NOTE: Images in this archived article have been removed.
The white “bathtub ring” around Lake Mead, the largest reservoir on the Colorado River, demarcates the lake’s previous higher levels. Photo: Sandra Postel
The four largest cities that get their drinking water from the Colorado River are gearing up to pilot an innovative conservation scheme that pays farmers, industries and municipalities to reduce their use of the river’s water.
The main aim of the new initiative is to keep the levels of Lake Mead and Lake Powell, the giant reservoirs behind Hoover Dam and Glen Canyon Dam, high enough to delay or avoid the declaration of a water shortage, which would trigger potentially costly reductions in water deliveries.
Called the Colorado River System Conservation Program,
the fund would be seeded to the tune of $11 million — $3 million from the federal Bureau of Reclamation and $2 million each from the Southern Nevada Water Authority (SNWA, which includes Las Vegas), the Central Arizona Water Conservation District (which includes Phoenix), the Metropolitan Water District of Southern California (which includes Los Angeles), and Denver Water.
Of the four, Las Vegas is most at risk from Colorado River shortages, and therefore has the most to gain from the program’s success.
The city gets about 90 percent of its water from Lake Mead. By mid-April, the lake’s level was only 48 feet above the city’s uppermost intake pipe. And with researchers at the University of California-San Diego’s Scripps Institution of Oceanography projecting that there is a 50 percent chance that by 2036 Lake Mead could drop to “dead pool,” Las Vegas is pursuing multiple options to secure its water future.
At a special session on April 17, the SNWA’s board approved the $2 million contribution to the new conservation fund.

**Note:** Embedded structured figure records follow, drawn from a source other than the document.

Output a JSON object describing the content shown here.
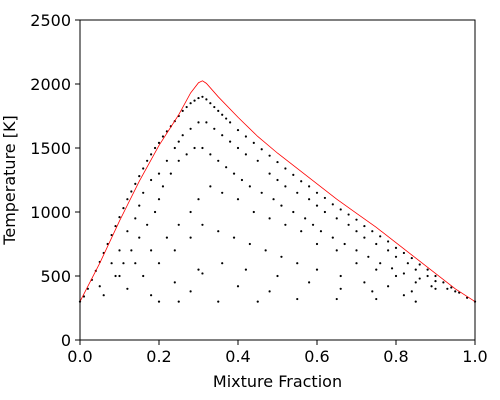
{
  "chart_data": {
    "type": "scatter",
    "xlabel": "Mixture Fraction",
    "ylabel": "Temperature [K]",
    "xlim": [
      0.0,
      1.0
    ],
    "ylim": [
      0,
      2500
    ],
    "x_ticks": [
      0.0,
      0.2,
      0.4,
      0.6,
      0.8,
      1.0
    ],
    "x_tick_labels": [
      "0.0",
      "0.2",
      "0.4",
      "0.6",
      "0.8",
      "1.0"
    ],
    "y_ticks": [
      0,
      500,
      1000,
      1500,
      2000,
      2500
    ],
    "y_tick_labels": [
      "0",
      "500",
      "1000",
      "1500",
      "2000",
      "2500"
    ],
    "grid": false,
    "series": [
      {
        "kind": "scatter",
        "color": "#000000",
        "points": [
          [
            0.0,
            300
          ],
          [
            0.01,
            340
          ],
          [
            0.02,
            400
          ],
          [
            0.03,
            470
          ],
          [
            0.04,
            540
          ],
          [
            0.05,
            610
          ],
          [
            0.06,
            680
          ],
          [
            0.07,
            750
          ],
          [
            0.08,
            820
          ],
          [
            0.09,
            890
          ],
          [
            0.1,
            960
          ],
          [
            0.11,
            1030
          ],
          [
            0.12,
            1100
          ],
          [
            0.13,
            1160
          ],
          [
            0.14,
            1220
          ],
          [
            0.15,
            1280
          ],
          [
            0.16,
            1340
          ],
          [
            0.17,
            1400
          ],
          [
            0.18,
            1450
          ],
          [
            0.19,
            1500
          ],
          [
            0.2,
            1540
          ],
          [
            0.21,
            1590
          ],
          [
            0.22,
            1630
          ],
          [
            0.23,
            1670
          ],
          [
            0.24,
            1710
          ],
          [
            0.25,
            1750
          ],
          [
            0.26,
            1790
          ],
          [
            0.27,
            1820
          ],
          [
            0.28,
            1850
          ],
          [
            0.29,
            1870
          ],
          [
            0.3,
            1890
          ],
          [
            0.31,
            1900
          ],
          [
            0.32,
            1880
          ],
          [
            0.33,
            1850
          ],
          [
            0.34,
            1820
          ],
          [
            0.35,
            1790
          ],
          [
            0.36,
            1760
          ],
          [
            0.37,
            1730
          ],
          [
            0.38,
            1700
          ],
          [
            0.4,
            1640
          ],
          [
            0.42,
            1590
          ],
          [
            0.44,
            1540
          ],
          [
            0.46,
            1490
          ],
          [
            0.48,
            1440
          ],
          [
            0.5,
            1390
          ],
          [
            0.52,
            1340
          ],
          [
            0.54,
            1290
          ],
          [
            0.56,
            1240
          ],
          [
            0.58,
            1200
          ],
          [
            0.6,
            1150
          ],
          [
            0.62,
            1110
          ],
          [
            0.64,
            1060
          ],
          [
            0.66,
            1020
          ],
          [
            0.68,
            980
          ],
          [
            0.7,
            940
          ],
          [
            0.72,
            890
          ],
          [
            0.74,
            850
          ],
          [
            0.76,
            810
          ],
          [
            0.78,
            770
          ],
          [
            0.8,
            720
          ],
          [
            0.82,
            680
          ],
          [
            0.84,
            640
          ],
          [
            0.86,
            590
          ],
          [
            0.88,
            550
          ],
          [
            0.9,
            500
          ],
          [
            0.92,
            450
          ],
          [
            0.94,
            410
          ],
          [
            0.96,
            370
          ],
          [
            0.98,
            330
          ],
          [
            1.0,
            300
          ],
          [
            0.05,
            420
          ],
          [
            0.08,
            600
          ],
          [
            0.1,
            700
          ],
          [
            0.12,
            850
          ],
          [
            0.14,
            950
          ],
          [
            0.15,
            1050
          ],
          [
            0.16,
            1150
          ],
          [
            0.18,
            1250
          ],
          [
            0.2,
            1300
          ],
          [
            0.22,
            1400
          ],
          [
            0.24,
            1500
          ],
          [
            0.25,
            1550
          ],
          [
            0.26,
            1600
          ],
          [
            0.28,
            1650
          ],
          [
            0.3,
            1700
          ],
          [
            0.32,
            1700
          ],
          [
            0.34,
            1650
          ],
          [
            0.36,
            1600
          ],
          [
            0.38,
            1550
          ],
          [
            0.4,
            1500
          ],
          [
            0.42,
            1450
          ],
          [
            0.45,
            1400
          ],
          [
            0.48,
            1300
          ],
          [
            0.5,
            1250
          ],
          [
            0.52,
            1200
          ],
          [
            0.55,
            1150
          ],
          [
            0.58,
            1100
          ],
          [
            0.6,
            1050
          ],
          [
            0.62,
            1000
          ],
          [
            0.65,
            950
          ],
          [
            0.68,
            900
          ],
          [
            0.7,
            850
          ],
          [
            0.72,
            800
          ],
          [
            0.75,
            750
          ],
          [
            0.78,
            700
          ],
          [
            0.8,
            650
          ],
          [
            0.83,
            600
          ],
          [
            0.85,
            550
          ],
          [
            0.88,
            500
          ],
          [
            0.9,
            460
          ],
          [
            0.93,
            400
          ],
          [
            0.95,
            380
          ],
          [
            0.06,
            350
          ],
          [
            0.09,
            500
          ],
          [
            0.11,
            600
          ],
          [
            0.13,
            700
          ],
          [
            0.15,
            800
          ],
          [
            0.17,
            900
          ],
          [
            0.19,
            1000
          ],
          [
            0.2,
            1100
          ],
          [
            0.21,
            1200
          ],
          [
            0.23,
            1300
          ],
          [
            0.25,
            1400
          ],
          [
            0.27,
            1450
          ],
          [
            0.29,
            1500
          ],
          [
            0.31,
            1500
          ],
          [
            0.33,
            1450
          ],
          [
            0.35,
            1400
          ],
          [
            0.37,
            1350
          ],
          [
            0.39,
            1300
          ],
          [
            0.41,
            1250
          ],
          [
            0.43,
            1200
          ],
          [
            0.46,
            1150
          ],
          [
            0.49,
            1100
          ],
          [
            0.51,
            1050
          ],
          [
            0.54,
            1000
          ],
          [
            0.57,
            950
          ],
          [
            0.59,
            900
          ],
          [
            0.61,
            850
          ],
          [
            0.64,
            800
          ],
          [
            0.67,
            750
          ],
          [
            0.7,
            700
          ],
          [
            0.73,
            650
          ],
          [
            0.76,
            600
          ],
          [
            0.79,
            560
          ],
          [
            0.82,
            520
          ],
          [
            0.86,
            480
          ],
          [
            0.89,
            420
          ],
          [
            0.1,
            500
          ],
          [
            0.14,
            600
          ],
          [
            0.18,
            700
          ],
          [
            0.22,
            800
          ],
          [
            0.25,
            900
          ],
          [
            0.28,
            1000
          ],
          [
            0.3,
            1100
          ],
          [
            0.33,
            1200
          ],
          [
            0.36,
            1150
          ],
          [
            0.4,
            1100
          ],
          [
            0.44,
            1000
          ],
          [
            0.48,
            950
          ],
          [
            0.52,
            900
          ],
          [
            0.56,
            850
          ],
          [
            0.6,
            750
          ],
          [
            0.65,
            700
          ],
          [
            0.7,
            600
          ],
          [
            0.75,
            550
          ],
          [
            0.8,
            500
          ],
          [
            0.85,
            450
          ],
          [
            0.9,
            400
          ],
          [
            0.12,
            400
          ],
          [
            0.16,
            500
          ],
          [
            0.2,
            600
          ],
          [
            0.24,
            700
          ],
          [
            0.28,
            800
          ],
          [
            0.31,
            900
          ],
          [
            0.35,
            850
          ],
          [
            0.39,
            800
          ],
          [
            0.43,
            750
          ],
          [
            0.47,
            700
          ],
          [
            0.51,
            650
          ],
          [
            0.55,
            600
          ],
          [
            0.6,
            550
          ],
          [
            0.66,
            500
          ],
          [
            0.72,
            450
          ],
          [
            0.78,
            420
          ],
          [
            0.84,
            380
          ],
          [
            0.18,
            350
          ],
          [
            0.24,
            450
          ],
          [
            0.3,
            550
          ],
          [
            0.36,
            600
          ],
          [
            0.42,
            550
          ],
          [
            0.5,
            500
          ],
          [
            0.58,
            450
          ],
          [
            0.66,
            400
          ],
          [
            0.74,
            380
          ],
          [
            0.82,
            350
          ],
          [
            0.2,
            300
          ],
          [
            0.25,
            300
          ],
          [
            0.35,
            300
          ],
          [
            0.45,
            300
          ],
          [
            0.55,
            320
          ],
          [
            0.65,
            320
          ],
          [
            0.75,
            320
          ],
          [
            0.85,
            300
          ],
          [
            0.31,
            520
          ],
          [
            0.4,
            420
          ],
          [
            0.48,
            380
          ],
          [
            0.28,
            380
          ]
        ]
      },
      {
        "kind": "line",
        "color": "#ff0000",
        "points": [
          [
            0.0,
            300
          ],
          [
            0.05,
            600
          ],
          [
            0.1,
            930
          ],
          [
            0.15,
            1240
          ],
          [
            0.2,
            1520
          ],
          [
            0.25,
            1760
          ],
          [
            0.28,
            1930
          ],
          [
            0.3,
            2010
          ],
          [
            0.31,
            2025
          ],
          [
            0.32,
            2005
          ],
          [
            0.35,
            1900
          ],
          [
            0.4,
            1740
          ],
          [
            0.45,
            1590
          ],
          [
            0.5,
            1460
          ],
          [
            0.55,
            1340
          ],
          [
            0.6,
            1220
          ],
          [
            0.65,
            1100
          ],
          [
            0.7,
            990
          ],
          [
            0.75,
            880
          ],
          [
            0.8,
            760
          ],
          [
            0.85,
            640
          ],
          [
            0.9,
            520
          ],
          [
            0.95,
            400
          ],
          [
            1.0,
            300
          ]
        ]
      }
    ]
  }
}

Phoenix, which gets about 47% of its water from the Colorado River, would likely also benefit from the new fund. If drought conditions persist in the Colorado River Basin, there is a significant probability that by 2016 the level of Lake Mead will drop to 1,075 feet above sea level, prompting federal officials to declare a shortage.
According to
new rules put into effect in 2007, the Central Arizona Project (CAP), which delivers Colorado River water to Phoenix and Tucson, could see reductions of up to 320,000 acre-feet, or 11.4% of the CAP’s annual Colorado River allocation. If Lake Mead drops below 1,025 feet, the CAP could see cutbacks of up to 480,000 acre-feet. Although the CAP is banking some of its annual supply for a “dry day,” shortage declarations that extended over many years or decades could cause hardship to central Arizona cities, businesses and farms.
In an April 22
memo, Kathryn Sorenson, the director of water services for Phoenix, recommended that the city explore the benefits of participating in the conservation fund, noting that a “successful program of this nature carried into the future would significantly improve the long-term reliability of Colorado River water supplies.”
Of course, $11 million is a drop in the bucket of what is needed to achieve meaningful conservation savings in the Colorado River Basin. And each of the four cities has substantially more conservation they can do within their own borders. But what is unique about this program is its “we’re in this together” approach.
The fund would pay for voluntary reductions in water use – whether by fallowing farm fields, installing more efficient irrigation systems, recycling industrial supplies, or other means– but the savings would benefit the basin as a whole by increasing reservoir storage and thereby mitigating shortages.
Like
Minute 319, the binational accord signed by the United States and Mexico in late 2012, this proposed conservation program is an innovative and cooperative approach to managing the Colorado River. And as Minute 319 has already shown with this spring’s
“pulse flow” through the Colorado Delta, such an approach has the potential to unleash creative win-win solutions not possible with the zero-sum tactics of the past.
The idea is to pilot the conservation fund for two years, and if it’s working, to expand the funding pie and invest in more water-saving projects.
By collaboratively creating an incentive for basin-wide conservation, the big four urban water users and the Bureau of Reclamation have an opportunity to bring more resilience and adaptability to the drought-stricken, overtapped Colorado River.